AngkorThe road was fine, passing countless little concrete stalls, petrol stations, concrete houses on tall concrete stilts, rice paddies, lines of motorcycles, people doing business, piles of garbage, sign proclaiming AMAZING WEDDINGS!—the time flew by and there was always something to see.

Finally we arrived in Siem Reap, and thence to the Khmer Mansion Residence. The hotel is only a year old, the upmarket feel only spoiled by the fact that it is very much a highly detailed concrete shell—concrete is everywhere, down to the built-in bedside tables and the sculpted decorations. Concrete doesn’t wear well and it looked chipped and stained and was in some cases drawn upon. The staff are young  and attentive however, and a woman named Chorvee welcomed us in her excellent English.
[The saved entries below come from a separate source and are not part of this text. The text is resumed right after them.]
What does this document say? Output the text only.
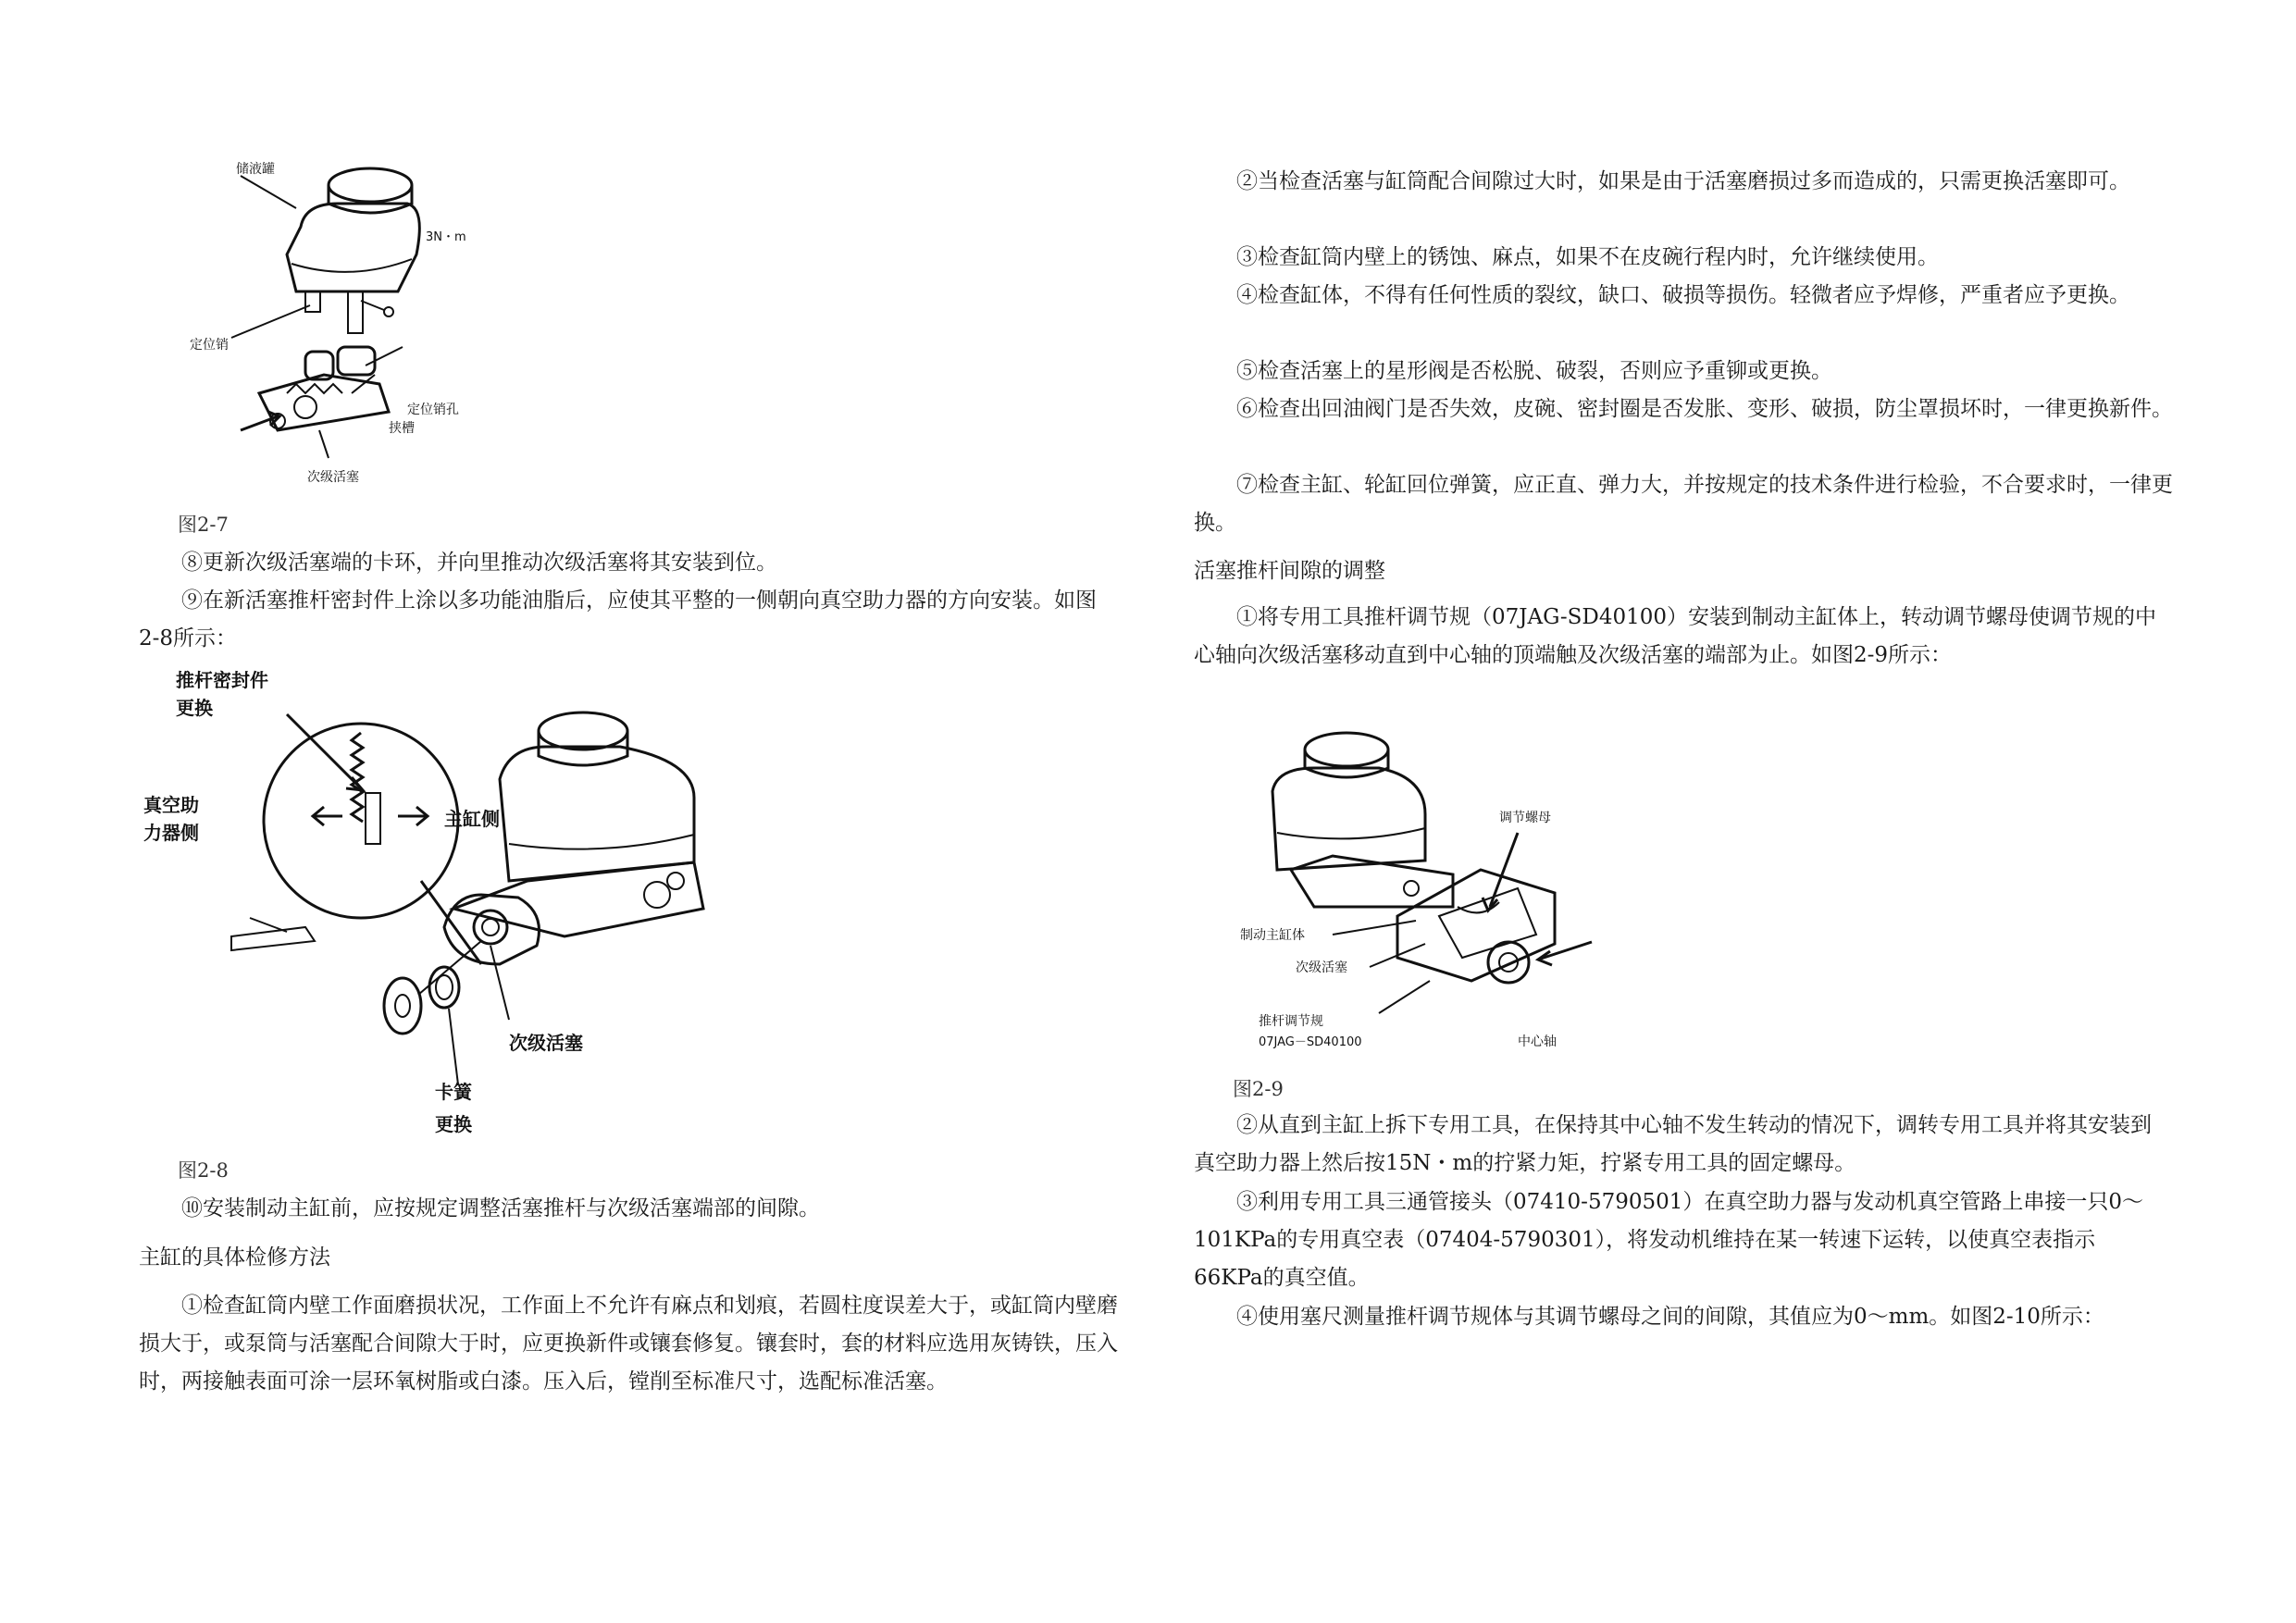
储液罐
3N・m
定位销
定位销孔
挟槽
次级活塞

图2-7

⑧更新次级活塞端的卡环，并向里推动次级活塞将其安装到位。

⑨在新活塞推杆密封件上涂以多功能油脂后，应使其平整的一侧朝向真空助力器的方向安装。如图2-8所示：

推杆密封件
更换
真空助
力器侧
主缸侧
次级活塞
卡簧
更换

图2-8

⑩安装制动主缸前，应按规定调整活塞推杆与次级活塞端部的间隙。

主缸的具体检修方法

①检查缸筒内壁工作面磨损状况，工作面上不允许有麻点和划痕，若圆柱度误差大于，或缸筒内壁磨损大于，或泵筒与活塞配合间隙大于时，应更换新件或镶套修复。镶套时，套的材料应选用灰铸铁，压入时，两接触表面可涂一层环氧树脂或白漆。压入后，镗削至标准尺寸，选配标准活塞。

②当检查活塞与缸筒配合间隙过大时，如果是由于活塞磨损过多而造成的，只需更换活塞即可。

③检查缸筒内壁上的锈蚀、麻点，如果不在皮碗行程内时，允许继续使用。

④检查缸体，不得有任何性质的裂纹，缺口、破损等损伤。轻微者应予焊修，严重者应予更换。

⑤检查活塞上的星形阀是否松脱、破裂，否则应予重铆或更换。

⑥检查出回油阀门是否失效，皮碗、密封圈是否发胀、变形、破损，防尘罩损坏时，一律更换新件。

⑦检查主缸、轮缸回位弹簧，应正直、弹力大，并按规定的技术条件进行检验，不合要求时，一律更换。

活塞推杆间隙的调整

①将专用工具推杆调节规（07JAG-SD40100）安装到制动主缸体上，转动调节螺母使调节规的中心轴向次级活塞移动直到中心轴的顶端触及次级活塞的端部为止。如图2-9所示：

调节螺母
制动主缸体
次级活塞
推杆调节规
07JAG－SD40100	中心轴

图2-9

②从直到主缸上拆下专用工具，在保持其中心轴不发生转动的情况下，调转专用工具并将其安装到真空助力器上然后按15N・m的拧紧力矩，拧紧专用工具的固定螺母。

③利用专用工具三通管接头（07410-5790501）在真空助力器与发动机真空管路上串接一只0～101KPa的专用真空表（07404-5790301），将发动机维持在某一转速下运转，以使真空表指示66KPa的真空值。

④使用塞尺测量推杆调节规体与其调节螺母之间的间隙，其值应为0～mm。如图2-10所示：
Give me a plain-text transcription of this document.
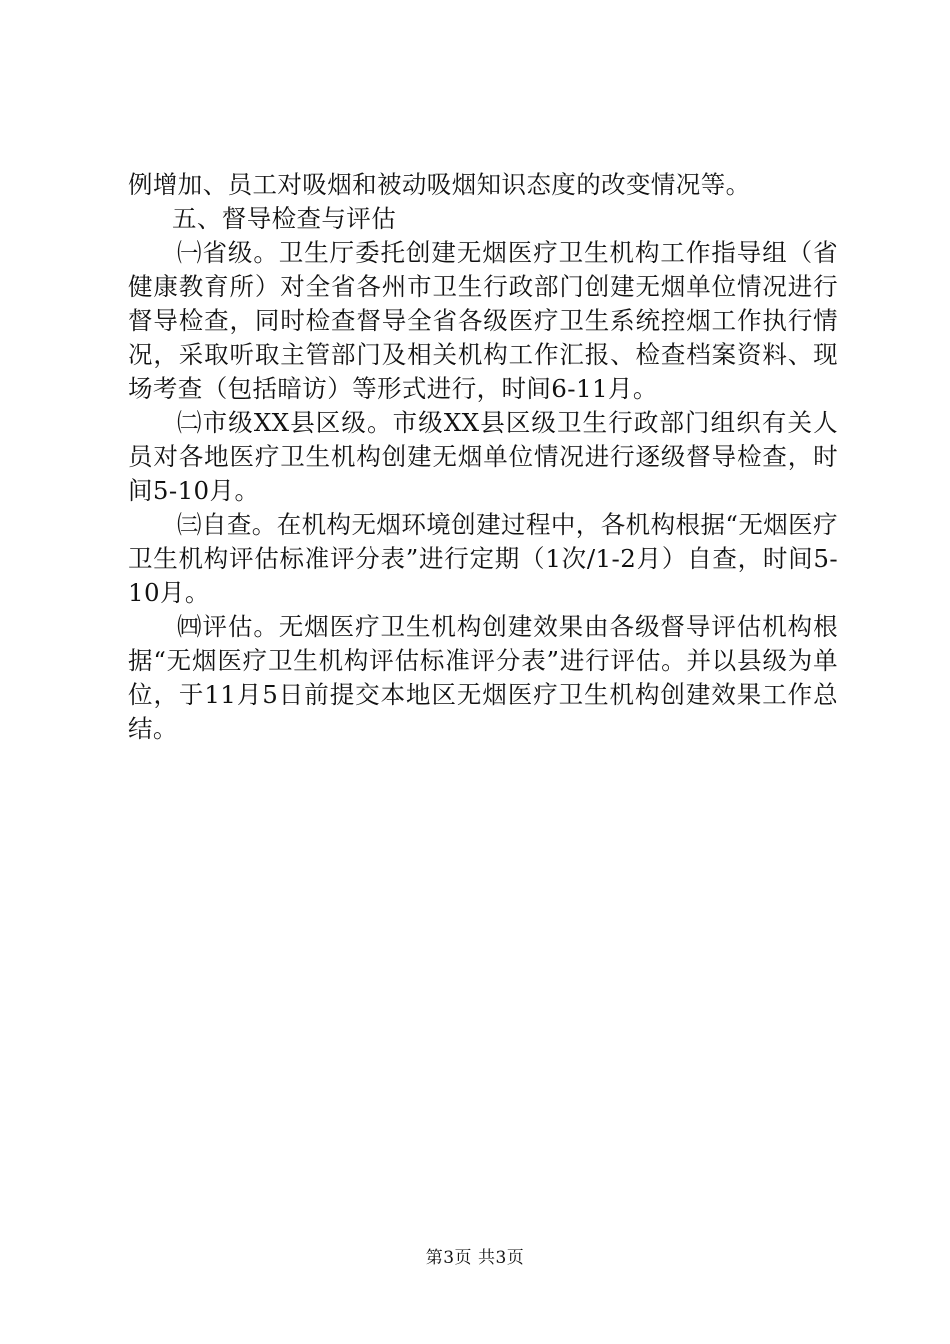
例增加、员工对吸烟和被动吸烟知识态度的改变情况等。

五、督导检查与评估

㈠省级。卫生厅委托创建无烟医疗卫生机构工作指导组（省健康教育所）对全省各州市卫生行政部门创建无烟单位情况进行督导检查，同时检查督导全省各级医疗卫生系统控烟工作执行情况，采取听取主管部门及相关机构工作汇报、检查档案资料、现场考查（包括暗访）等形式进行，时间6-11月。

㈡市级XX县区级。市级XX县区级卫生行政部门组织有关人员对各地医疗卫生机构创建无烟单位情况进行逐级督导检查，时间5-10月。

㈢自查。在机构无烟环境创建过程中，各机构根据“无烟医疗卫生机构评估标准评分表”进行定期（1次/1-2月）自查，时间5-10月。

㈣评估。无烟医疗卫生机构创建效果由各级督导评估机构根据“无烟医疗卫生机构评估标准评分表”进行评估。并以县级为单位，于11月5日前提交本地区无烟医疗卫生机构创建效果工作总结。

第3页 共3页
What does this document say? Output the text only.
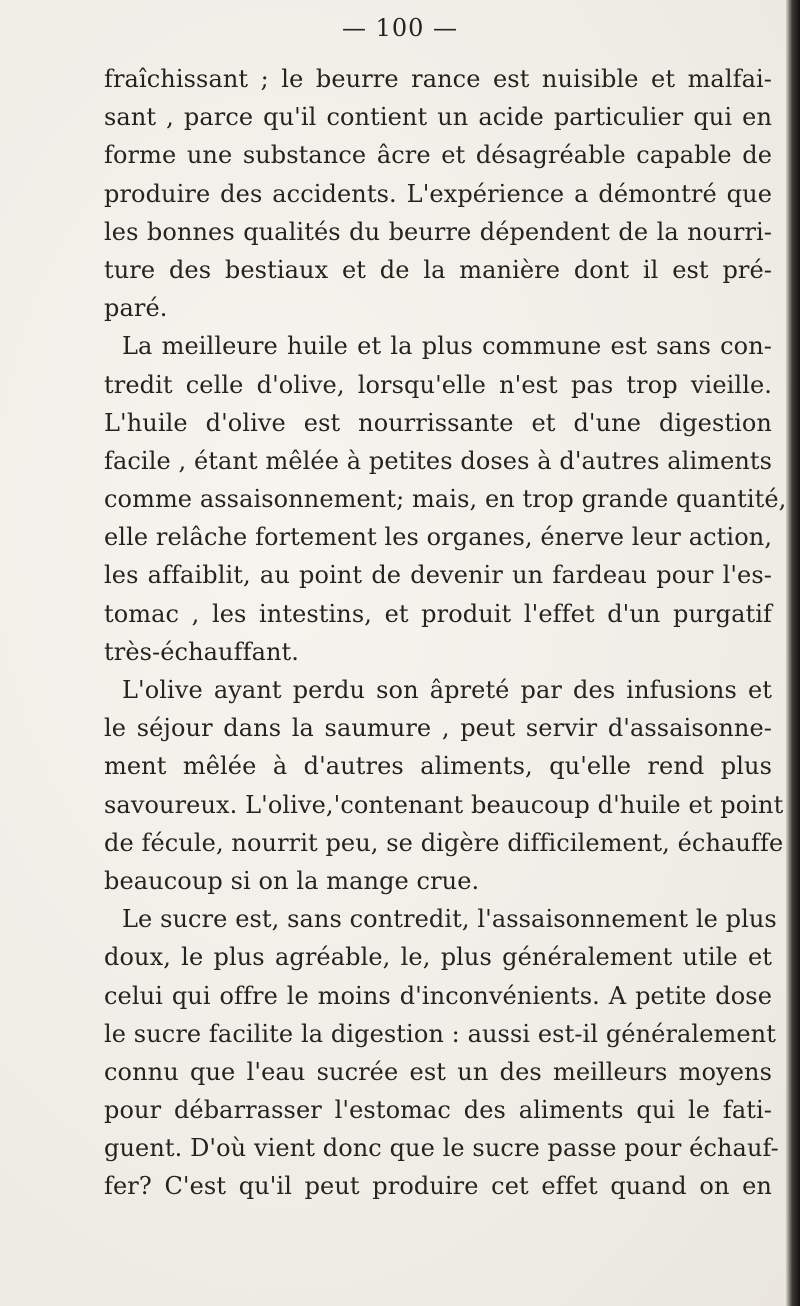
— 100 —
fraîchissant ; le beurre rance est nuisible et malfai-
sant , parce qu'il contient un acide particulier qui en
forme une substance âcre et désagréable capable de
produire des accidents. L'expérience a démontré que
les bonnes qualités du beurre dépendent de la nourri-
ture des bestiaux et de la manière dont il est pré-
paré.
La meilleure huile et la plus commune est sans con-
tredit celle d'olive, lorsqu'elle n'est pas trop vieille.
L'huile d'olive est nourrissante et d'une digestion
facile , étant mêlée à petites doses à d'autres aliments
comme assaisonnement; mais, en trop grande quantité,
elle relâche fortement les organes, énerve leur action,
les affaiblit, au point de devenir un fardeau pour l'es-
tomac , les intestins, et produit l'effet d'un purgatif
très-échauffant.
L'olive ayant perdu son âpreté par des infusions et
le séjour dans la saumure , peut servir d'assaisonne-
ment mêlée à d'autres aliments, qu'elle rend plus
savoureux. L'olive,'contenant beaucoup d'huile et point
de fécule, nourrit peu, se digère difficilement, échauffe
beaucoup si on la mange crue.
Le sucre est, sans contredit, l'assaisonnement le plus
doux, le plus agréable, le, plus généralement utile et
celui qui offre le moins d'inconvénients. A petite dose
le sucre facilite la digestion : aussi est-il généralement
connu que l'eau sucrée est un des meilleurs moyens
pour débarrasser l'estomac des aliments qui le fati-
guent. D'où vient donc que le sucre passe pour échauf-
fer? C'est qu'il peut produire cet effet quand on en
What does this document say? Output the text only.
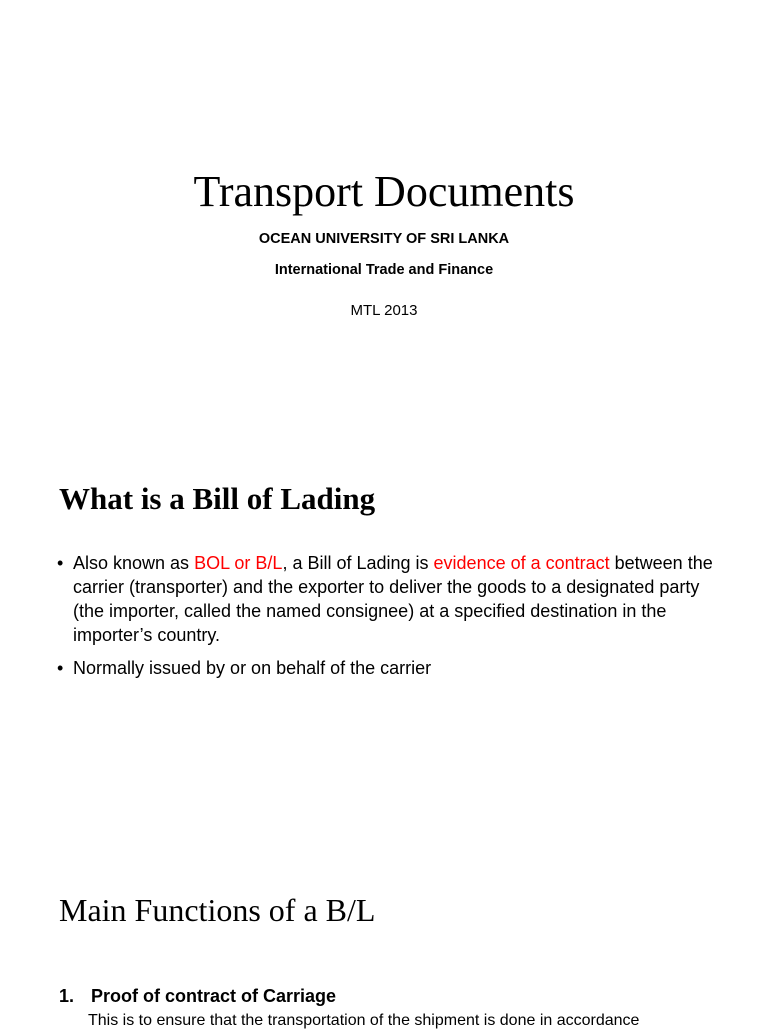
Transport Documents
OCEAN UNIVERSITY OF SRI LANKA
International Trade and Finance
MTL 2013
What is a Bill of Lading
• Also known as BOL or B/L, a Bill of Lading is evidence of a contract between the carrier (transporter) and the exporter to deliver the goods to a designated party (the importer, called the named consignee) at a specified destination in the importer’s country.
• Normally issued by or on behalf of the carrier
Main Functions of a B/L
1. Proof of contract of Carriage
This is to ensure that the transportation of the shipment is done in accordance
We booked a sunrise trip to Angkor and a restaurant for dinner, then had a drink by the central pool.

After a short rest, we got a tuk tuk for the short 2km ride into the centre of nightlife—well, tourist night life—in an area around ‘Pub Street’. Like Hoi An in Vietnam, this little area of streets and alleys is closed to traffic and caters mostly to tourists. We had a good dinner at a restaurant called Khmer Kitchen (I had a pork mince with vegetables and rice, washed down with Angkor beer). A little place nearby sold banana gelato for desert. We wandered for a bit along the brightly neon-lit streets, lined with bars and restaurants and shops and packed with people, then grabbed a tuk tuk back to the hotel to get an early night.